В последние дни моего пребывания в лицее все было перевернуто вверх дном из-за отлета Нёнжесера и Коли[6] в Америку. Мы только тем и занимались, что передавали друг другу вырезки из газет, рассказывающие об этих героях. В ночь полета никто из наставников не мог загнать нас в дортуары. Классные воспитатели сами были возбуждены, они понимали и прощали наше поведение. Каждый из нас представлял себя Нёнжесером или Коли. На следующий день весь лицей отказывался верить в гибель столь исключительных личностей. Среди лицеистов царило всеобщее уныние. Мой отъезд прошел незамеченным. Меня снова поместили на полупансион в Сен-Жермен.
Я продолжал свои подвиги. Я даже перенес в этот лицей свою игру в прятки с главным воспитателем, но сохранял при этом необъяснимое чувство справедливости. Я разговаривал, кричал, чтобы меня выгнали из класса, пока однажды преподаватель английского языка не выгнал меня по ошибке. Я не сделал ничего предосудительного. Я отказался выйти. Этот преподаватель, кажется, в прошлом был боксером, в чем мне пришлось убедиться. Он поднял меня над полом, продержал так несколько секунд, затем поставил и толкнул к двери. Я стряхнул пыль с тех мест моего костюма, которых он коснулся. Бедняге кровь ударила в голову. Ударом кулака он свалил меня на пол. У меня пошла носом кровь. Я поднялся, подошел к нему и зло процедил: «Вы не имели права, вы будете уволены».

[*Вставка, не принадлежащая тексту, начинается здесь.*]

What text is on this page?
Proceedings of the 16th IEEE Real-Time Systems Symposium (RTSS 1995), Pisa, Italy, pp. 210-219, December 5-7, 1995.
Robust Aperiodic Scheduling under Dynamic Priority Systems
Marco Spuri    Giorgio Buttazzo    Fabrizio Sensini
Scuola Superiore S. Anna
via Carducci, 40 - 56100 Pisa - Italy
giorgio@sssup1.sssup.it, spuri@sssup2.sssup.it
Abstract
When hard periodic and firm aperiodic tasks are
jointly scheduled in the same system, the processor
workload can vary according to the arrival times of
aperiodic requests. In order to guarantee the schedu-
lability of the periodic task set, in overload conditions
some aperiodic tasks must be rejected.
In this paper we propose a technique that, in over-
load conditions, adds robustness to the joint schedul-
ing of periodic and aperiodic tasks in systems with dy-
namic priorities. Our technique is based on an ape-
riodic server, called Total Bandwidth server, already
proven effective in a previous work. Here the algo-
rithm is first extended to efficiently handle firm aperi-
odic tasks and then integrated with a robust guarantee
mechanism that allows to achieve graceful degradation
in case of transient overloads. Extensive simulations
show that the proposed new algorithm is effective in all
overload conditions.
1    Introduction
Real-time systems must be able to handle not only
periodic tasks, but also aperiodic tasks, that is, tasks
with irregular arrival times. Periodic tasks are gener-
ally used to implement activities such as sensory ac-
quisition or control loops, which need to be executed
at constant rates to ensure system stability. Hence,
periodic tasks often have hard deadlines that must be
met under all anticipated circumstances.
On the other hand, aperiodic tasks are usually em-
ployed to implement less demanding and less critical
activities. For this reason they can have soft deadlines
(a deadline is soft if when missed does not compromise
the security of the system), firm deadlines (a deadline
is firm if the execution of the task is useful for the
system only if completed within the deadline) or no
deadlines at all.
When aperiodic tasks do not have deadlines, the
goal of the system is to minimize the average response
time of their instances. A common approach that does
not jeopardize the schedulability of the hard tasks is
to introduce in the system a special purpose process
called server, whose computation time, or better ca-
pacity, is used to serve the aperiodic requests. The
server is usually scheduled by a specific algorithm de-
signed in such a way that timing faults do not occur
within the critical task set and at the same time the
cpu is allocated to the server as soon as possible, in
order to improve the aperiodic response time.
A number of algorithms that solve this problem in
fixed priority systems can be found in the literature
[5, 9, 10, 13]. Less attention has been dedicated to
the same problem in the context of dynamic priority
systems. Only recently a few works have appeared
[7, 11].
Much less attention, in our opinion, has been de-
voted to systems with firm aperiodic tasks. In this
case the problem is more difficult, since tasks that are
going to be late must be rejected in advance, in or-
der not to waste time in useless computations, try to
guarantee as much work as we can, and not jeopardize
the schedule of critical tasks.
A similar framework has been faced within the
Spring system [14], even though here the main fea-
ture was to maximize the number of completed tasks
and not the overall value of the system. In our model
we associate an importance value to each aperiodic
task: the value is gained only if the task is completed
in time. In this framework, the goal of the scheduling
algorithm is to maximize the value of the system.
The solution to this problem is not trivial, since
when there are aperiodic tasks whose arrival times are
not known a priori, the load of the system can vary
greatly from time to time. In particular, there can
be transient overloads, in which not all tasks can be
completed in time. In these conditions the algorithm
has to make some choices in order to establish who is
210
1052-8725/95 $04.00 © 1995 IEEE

Вернувшись домой, я никому ничего не сказал. Я боялся материнского гнева.
Мать била нас редко. Но делала она это ручкой от метелки из перьев, твердой и гибкой, во всяком случае, это было болезненно. С тех пор как брат надел пять пар штанов одни на другие, чтобы обезопасить себя, она лупила нас по голому телу.
Я больше не считал себя Богом. Я был отвратителен, особенно вне дома. Ленивый, тщеславный, высокомерный, раздражительный, амбициозный, вор до такой степени, что дирекция лицея вынуждена была заменить простые замки английскими, жестокий с бедными преподавателями и жалкими воспитателями, которые не заслуживали такого отношения. Например, я разбегался и на бегу подставлял себе подножку. Я летел под ноги воспитателю, тот падал на землю, поднимался весь в пыли, иногда в разорванной одежде, и он же спрашивал, не ушибся ли я, думая, что я упал случайно. Он удивлялся, видя, что мои товарищи смеются, и бранил их. Его звали Будуль. Он был славный человек.